American author, journalist, and sex-advice columnist Dan Savage is one of the best-known gay-rights activists in the United States, and the creator of the global It Gets Better video campaign in support of lesbian, gay, bisexual, and transgender (LGBT) youth.
Savage has now turned his focus to the brutal crackdown on LGBT rights in Russia. In an interview with RFE/RL correspondent Daisy Sindelar, Savage talks about vodka boycotts, the Sochi Olympics, and what Russian activists can do to fight back against a rising tide of violence and repressive laws.
RFE/RL: You and your partner, Terry Miller, launched the It Gets Better campaign in 2010 in response to the suicide of a 15-year-old boy who had been bullied by schoolmates for being gay.
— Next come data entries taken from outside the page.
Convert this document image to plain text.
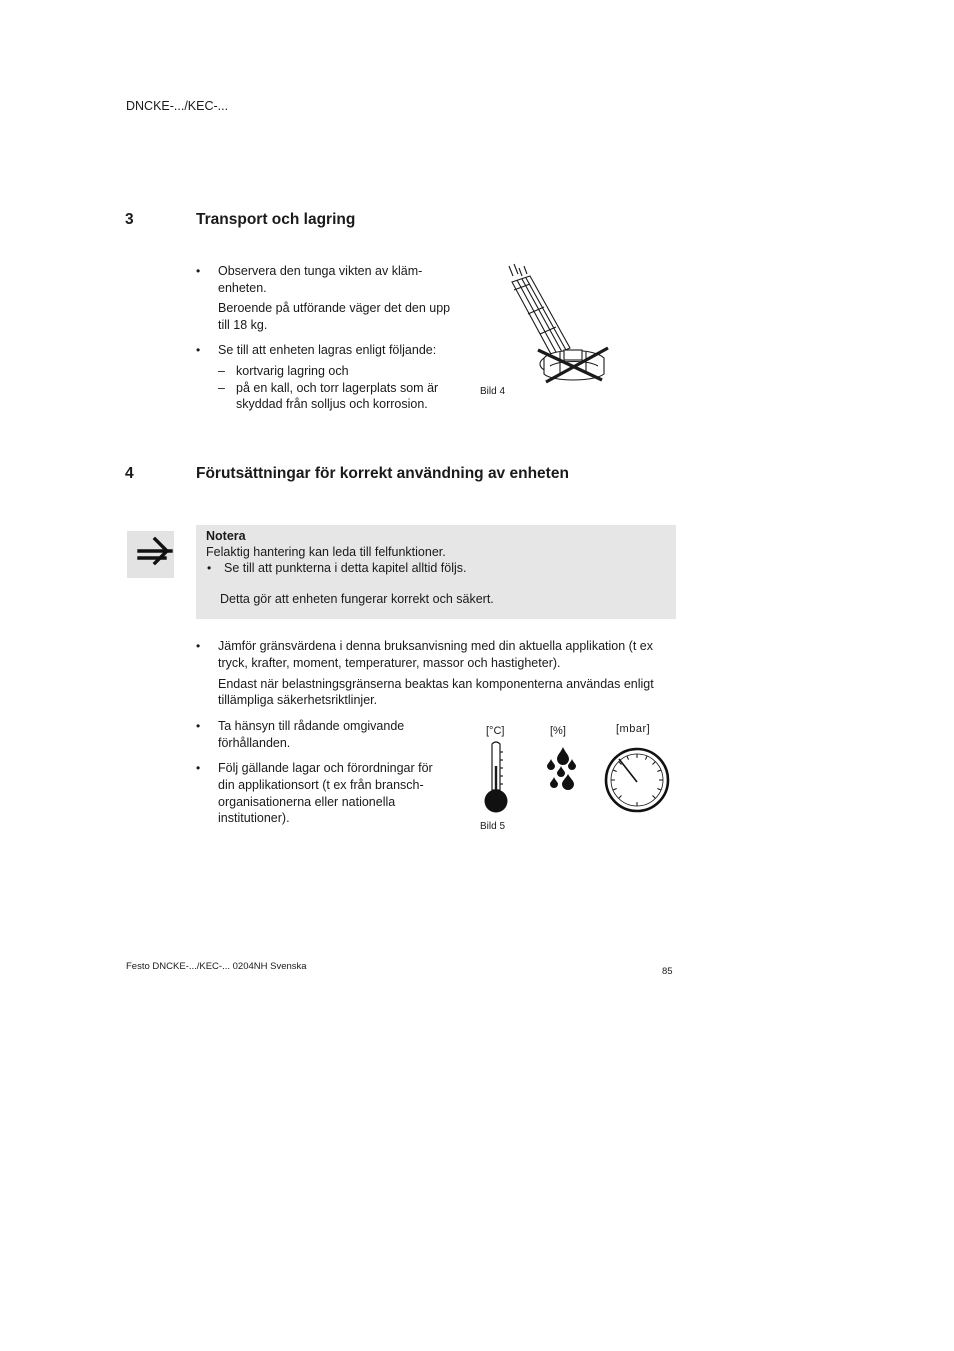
DNCKE-.../KEC-...
3	Transport och lagring
• Observera den tunga vikten av kläm-
enheten.
Beroende på utförande väger det den upp
till 18 kg.
• Se till att enheten lagras enligt följande:
– kortvarig lagring och
– på en kall, och torr lagerplats som är
skyddad från solljus och korrosion.
Bild 4
4	Förutsättningar för korrekt användning av enheten
Notera
Felaktig hantering kan leda till felfunktioner.
• Se till att punkterna i detta kapitel alltid följs.
Detta gör att enheten fungerar korrekt och säkert.
• Jämför gränsvärdena i denna bruksanvisning med din aktuella applikation (t ex
tryck, krafter, moment, temperaturer, massor och hastigheter).
Endast när belastningsgränserna beaktas kan komponenterna användas enligt
tillämpliga säkerhetsriktlinjer.
• Ta hänsyn till rådande omgivande
förhållanden.
• Följ gällande lagar och förordningar för
din applikationsort (t ex från bransch-
organisationerna eller nationella
institutioner).
[°C]	[%]	[mbar]
Bild 5
Festo DNCKE-.../KEC-... 0204NH Svenska	85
Was there a single incident in Russia that motivated you to get involved there?
Dan Savage: I, along with everyone else, have been watching for the last few years the rising tide of intolerance and politically motivated hatred and violence in Russia, and feeling at the same time like there was nothing you could do. They're describing gay-rights organizations as foreign agents, so it began to feel like any move we made out here in the West would play into the hands of the bigots and potentially make things worse.
But it reached a point with the passage of those laws — laws banning gay-pride parades for 100 years, and what's been going on in St. Petersburg, the violence — that it didn't seem like we could remain silent any longer. And it didn't seem like making a move could possibly make things any worse.